Croasdale authored hundreds of scientific papers, translated scientific Latin, and created scientific illustrations for several botany textbooks.

In 1968 she was awarded membership in the prestigious Societas pro Fauna et Flora organization for her contribution to Finnish science. She was a founding member and 21st president of the Phycological Society of America.

Besides being the first female tenured professor, Croasdale was the first female member of the Hanover Volunteer Fire Department, which she joined during WWII. Although she had to retire when she moved to Norwich, Vt., in 1963, she was honored with a lifetime membership to the department and voting privileges.

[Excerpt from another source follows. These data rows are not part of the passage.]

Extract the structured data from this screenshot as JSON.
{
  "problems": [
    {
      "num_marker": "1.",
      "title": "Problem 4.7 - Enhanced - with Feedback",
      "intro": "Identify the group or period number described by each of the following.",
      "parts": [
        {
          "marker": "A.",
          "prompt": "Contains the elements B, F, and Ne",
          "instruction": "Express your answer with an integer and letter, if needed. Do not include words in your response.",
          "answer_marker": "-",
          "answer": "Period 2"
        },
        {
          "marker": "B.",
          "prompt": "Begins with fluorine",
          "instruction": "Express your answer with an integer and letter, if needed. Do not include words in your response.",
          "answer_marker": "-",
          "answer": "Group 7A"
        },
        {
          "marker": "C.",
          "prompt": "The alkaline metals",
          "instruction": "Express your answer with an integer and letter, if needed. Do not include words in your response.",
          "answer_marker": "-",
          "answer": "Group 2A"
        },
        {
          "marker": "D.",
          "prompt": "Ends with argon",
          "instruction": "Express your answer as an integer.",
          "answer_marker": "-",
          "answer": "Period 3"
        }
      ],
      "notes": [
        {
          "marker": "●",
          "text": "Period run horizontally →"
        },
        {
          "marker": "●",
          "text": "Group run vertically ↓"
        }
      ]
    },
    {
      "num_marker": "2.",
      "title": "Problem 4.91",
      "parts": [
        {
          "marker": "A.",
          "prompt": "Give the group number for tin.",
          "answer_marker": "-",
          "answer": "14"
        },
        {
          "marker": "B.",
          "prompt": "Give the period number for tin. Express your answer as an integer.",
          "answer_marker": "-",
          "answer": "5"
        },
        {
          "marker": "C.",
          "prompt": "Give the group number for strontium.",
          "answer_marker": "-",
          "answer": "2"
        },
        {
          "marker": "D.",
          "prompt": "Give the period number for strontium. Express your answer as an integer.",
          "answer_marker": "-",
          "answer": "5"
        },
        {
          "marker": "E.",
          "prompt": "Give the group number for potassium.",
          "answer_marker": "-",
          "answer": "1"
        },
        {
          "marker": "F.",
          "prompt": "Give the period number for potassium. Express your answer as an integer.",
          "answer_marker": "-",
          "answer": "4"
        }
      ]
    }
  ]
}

She was born in Tredyffrin Township, Chester County, Pa., in 1905, the daughter of John P. Croasdale and Mary G. Croasdale, both deceased. She is survived by cousins in North Carolina and Pennsylvania.

Croasdale started her academic career at the University of Pennsylvania, from which she graduated Phi Beta Kappa in 1928. She also earned masters and doctoral degrees there in 1931 and 1935, and her Ph.D. thesis on the marine life at Woods Hole won a Sigma Xi prize.

For many years, Croasdale split her time between summers in Norwich and winters in Santa Rosa, Florida, where she died. In 1994, she moved to Santa Rosa permanently.

In his September 1998 inaugural address, College President James Wright recognized Croasdale as one of the faculty pioneers instrumental in shaping the College and praised her for coming -- as a woman-- to Dartmouth before coeducation.